3. The anti-oxidation coating device for the optical lens shell according to claim 2, further comprising a feeding mechanism (9) for realizing automatic feeding, wherein the feeding mechanism (9) comprises a second mounting block (91), a first rotating shaft (92), a first connecting rod (93), a second connecting rod (94), a third connecting rod (95), a hinging rod (96), a second torsion spring (97), a one-way gear (98), a rack (99) and a third torsion spring (910), the second mounting block (91) is arranged on the left side of the upper part of the mounting frame (2), a first rotating shaft (92) is rotatably arranged on the second mounting block (91), first connecting rods (93) are respectively arranged on the front side and the rear side of the first rotating shaft (92), the first connecting rods (93) are in contact with the second mounting block (91), a second connecting rod (94) is rotatably arranged between the left sides of the two first connecting rods (93), the front side and the rear side of the left side of the second mounting block (91) are respectively rotatably provided with a third connecting rod (95), the third connecting rod (95) is rotatably connected with the second connecting rod (94), the second connecting rod (94) is uniformly hinged with the second torsion spring (96) on the front side and the right side of the second connecting rod (96), the second connecting rod (96) is rotatably connected with the front side and the second torsion spring (96), both sides all are equipped with one-way gear (98) around first pivot (92), and both sides all are equipped with rack (99) around first installation piece (51) upper portion, and rack (99) remove the back and contact with homonymous one-way gear (98), all are connected with third torsional spring (910) between both sides around first pivot (92) and second installation piece (91), and third torsional spring (910) are around on first pivot (92).
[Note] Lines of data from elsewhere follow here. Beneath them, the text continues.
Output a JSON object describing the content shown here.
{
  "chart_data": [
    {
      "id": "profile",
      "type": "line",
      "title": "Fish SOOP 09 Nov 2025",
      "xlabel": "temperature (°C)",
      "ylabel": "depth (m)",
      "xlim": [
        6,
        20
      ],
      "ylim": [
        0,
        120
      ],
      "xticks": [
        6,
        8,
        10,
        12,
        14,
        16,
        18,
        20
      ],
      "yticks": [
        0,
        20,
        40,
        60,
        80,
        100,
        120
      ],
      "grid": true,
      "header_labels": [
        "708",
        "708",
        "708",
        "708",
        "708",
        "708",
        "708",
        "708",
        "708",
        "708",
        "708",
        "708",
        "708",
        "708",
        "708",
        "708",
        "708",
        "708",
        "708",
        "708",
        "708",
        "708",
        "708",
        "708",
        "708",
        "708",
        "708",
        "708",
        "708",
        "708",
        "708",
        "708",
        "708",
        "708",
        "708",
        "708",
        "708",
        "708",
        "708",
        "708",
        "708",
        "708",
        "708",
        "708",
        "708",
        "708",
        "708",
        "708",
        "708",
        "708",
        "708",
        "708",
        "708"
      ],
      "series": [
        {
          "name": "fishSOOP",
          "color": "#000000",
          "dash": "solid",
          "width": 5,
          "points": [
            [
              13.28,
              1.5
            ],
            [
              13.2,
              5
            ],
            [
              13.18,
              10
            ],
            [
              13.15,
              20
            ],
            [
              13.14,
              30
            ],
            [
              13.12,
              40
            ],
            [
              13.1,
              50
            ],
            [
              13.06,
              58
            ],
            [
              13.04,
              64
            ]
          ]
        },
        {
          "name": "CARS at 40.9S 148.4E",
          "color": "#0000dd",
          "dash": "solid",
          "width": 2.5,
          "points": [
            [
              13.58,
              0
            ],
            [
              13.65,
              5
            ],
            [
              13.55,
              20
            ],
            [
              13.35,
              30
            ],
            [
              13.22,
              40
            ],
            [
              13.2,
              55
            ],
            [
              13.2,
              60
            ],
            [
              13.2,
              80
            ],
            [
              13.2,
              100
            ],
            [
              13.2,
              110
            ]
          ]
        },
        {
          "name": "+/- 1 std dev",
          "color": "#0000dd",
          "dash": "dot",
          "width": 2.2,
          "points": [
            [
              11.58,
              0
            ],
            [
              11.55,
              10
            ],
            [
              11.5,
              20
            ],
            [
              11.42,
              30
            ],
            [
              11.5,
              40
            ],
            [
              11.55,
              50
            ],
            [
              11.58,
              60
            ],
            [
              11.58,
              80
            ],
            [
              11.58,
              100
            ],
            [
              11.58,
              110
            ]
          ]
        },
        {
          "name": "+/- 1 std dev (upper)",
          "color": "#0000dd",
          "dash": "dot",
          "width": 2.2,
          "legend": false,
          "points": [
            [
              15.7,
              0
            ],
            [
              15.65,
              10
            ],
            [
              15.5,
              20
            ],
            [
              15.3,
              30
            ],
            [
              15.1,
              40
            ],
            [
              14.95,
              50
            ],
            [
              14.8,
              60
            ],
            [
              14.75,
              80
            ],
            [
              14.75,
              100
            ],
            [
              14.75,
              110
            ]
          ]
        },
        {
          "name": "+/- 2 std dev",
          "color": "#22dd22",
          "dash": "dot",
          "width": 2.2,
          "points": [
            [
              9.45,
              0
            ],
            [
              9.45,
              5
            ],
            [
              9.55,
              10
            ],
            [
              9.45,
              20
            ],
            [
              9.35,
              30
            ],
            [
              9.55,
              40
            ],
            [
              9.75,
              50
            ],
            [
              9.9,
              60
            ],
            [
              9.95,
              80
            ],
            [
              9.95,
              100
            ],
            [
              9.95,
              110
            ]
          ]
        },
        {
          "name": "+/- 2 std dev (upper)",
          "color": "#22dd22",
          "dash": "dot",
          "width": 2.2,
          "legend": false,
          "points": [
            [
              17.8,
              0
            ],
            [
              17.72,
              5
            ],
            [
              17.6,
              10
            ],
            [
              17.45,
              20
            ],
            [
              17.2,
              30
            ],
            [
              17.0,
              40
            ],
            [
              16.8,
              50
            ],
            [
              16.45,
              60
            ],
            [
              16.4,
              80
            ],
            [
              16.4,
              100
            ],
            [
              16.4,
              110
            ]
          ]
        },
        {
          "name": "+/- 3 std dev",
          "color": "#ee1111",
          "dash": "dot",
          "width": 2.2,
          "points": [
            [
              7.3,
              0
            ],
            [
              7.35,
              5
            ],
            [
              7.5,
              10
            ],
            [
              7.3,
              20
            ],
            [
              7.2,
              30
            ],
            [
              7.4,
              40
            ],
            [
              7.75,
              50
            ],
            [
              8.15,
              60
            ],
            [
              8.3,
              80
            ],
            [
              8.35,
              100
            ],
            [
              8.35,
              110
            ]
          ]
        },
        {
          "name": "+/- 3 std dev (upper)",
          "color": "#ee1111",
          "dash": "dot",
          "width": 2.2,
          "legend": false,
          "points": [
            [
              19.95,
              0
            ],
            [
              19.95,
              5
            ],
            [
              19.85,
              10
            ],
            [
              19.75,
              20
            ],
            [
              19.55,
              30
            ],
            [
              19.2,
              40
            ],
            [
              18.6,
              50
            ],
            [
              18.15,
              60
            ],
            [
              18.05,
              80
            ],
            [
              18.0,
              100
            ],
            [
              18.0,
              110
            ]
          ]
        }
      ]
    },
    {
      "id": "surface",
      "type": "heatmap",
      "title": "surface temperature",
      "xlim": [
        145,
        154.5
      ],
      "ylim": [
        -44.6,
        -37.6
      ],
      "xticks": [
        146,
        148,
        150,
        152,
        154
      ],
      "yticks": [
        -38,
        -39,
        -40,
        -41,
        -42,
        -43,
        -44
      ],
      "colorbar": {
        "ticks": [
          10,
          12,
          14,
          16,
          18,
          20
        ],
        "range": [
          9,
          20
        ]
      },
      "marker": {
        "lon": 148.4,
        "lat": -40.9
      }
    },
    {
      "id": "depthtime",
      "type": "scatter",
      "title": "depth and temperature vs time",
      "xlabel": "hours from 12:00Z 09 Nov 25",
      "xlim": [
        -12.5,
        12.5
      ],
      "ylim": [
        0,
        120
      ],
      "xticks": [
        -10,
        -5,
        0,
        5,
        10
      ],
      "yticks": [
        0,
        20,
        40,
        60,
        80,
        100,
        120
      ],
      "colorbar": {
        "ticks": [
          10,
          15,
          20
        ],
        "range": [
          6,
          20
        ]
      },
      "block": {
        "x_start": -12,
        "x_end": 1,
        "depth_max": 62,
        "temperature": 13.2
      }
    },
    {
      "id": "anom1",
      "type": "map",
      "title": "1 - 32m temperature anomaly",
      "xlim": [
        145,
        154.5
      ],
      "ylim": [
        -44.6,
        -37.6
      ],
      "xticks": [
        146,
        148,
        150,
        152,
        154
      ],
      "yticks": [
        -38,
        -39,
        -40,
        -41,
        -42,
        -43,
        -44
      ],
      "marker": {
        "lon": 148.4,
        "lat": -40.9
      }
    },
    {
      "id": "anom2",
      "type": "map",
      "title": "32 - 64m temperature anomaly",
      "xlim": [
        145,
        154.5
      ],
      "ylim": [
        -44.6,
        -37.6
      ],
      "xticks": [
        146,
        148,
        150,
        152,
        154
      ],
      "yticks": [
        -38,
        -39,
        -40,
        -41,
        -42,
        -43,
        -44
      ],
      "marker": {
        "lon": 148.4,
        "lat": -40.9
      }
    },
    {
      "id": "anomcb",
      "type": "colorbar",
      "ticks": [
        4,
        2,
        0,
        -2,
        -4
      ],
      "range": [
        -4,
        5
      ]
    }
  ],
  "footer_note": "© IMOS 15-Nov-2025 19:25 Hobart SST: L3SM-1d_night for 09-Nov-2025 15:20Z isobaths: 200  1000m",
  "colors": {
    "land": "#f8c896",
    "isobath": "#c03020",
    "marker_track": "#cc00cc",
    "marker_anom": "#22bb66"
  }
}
4. An anti-oxidation coating device for an optical lens housing as claimed in claim 3, further comprising a limiting mechanism (10) for clamping the lens housing, wherein the limiting mechanism (10) comprises a second rotating shaft (101), limiting rods (102) and fourth torsion springs (103), the second rotating shaft (101) is rotatably arranged on the left side of the supporting rod (52), the second rotating shaft (101) is provided with five limiting rods (102), the fourth torsion springs (103) are respectively connected between the front side and the rear side of the limiting rods (102) and the adjacent supporting rod (52), the number of the fourth torsion springs (103) is ten, and the fourth torsion springs (103) are wound on the second rotating shaft (101).

5. The anti-oxidation coating device for the optical lens shell according to claim 1, wherein six through holes are uniformly formed on the upper side of the right part of the electrolytic cell (3).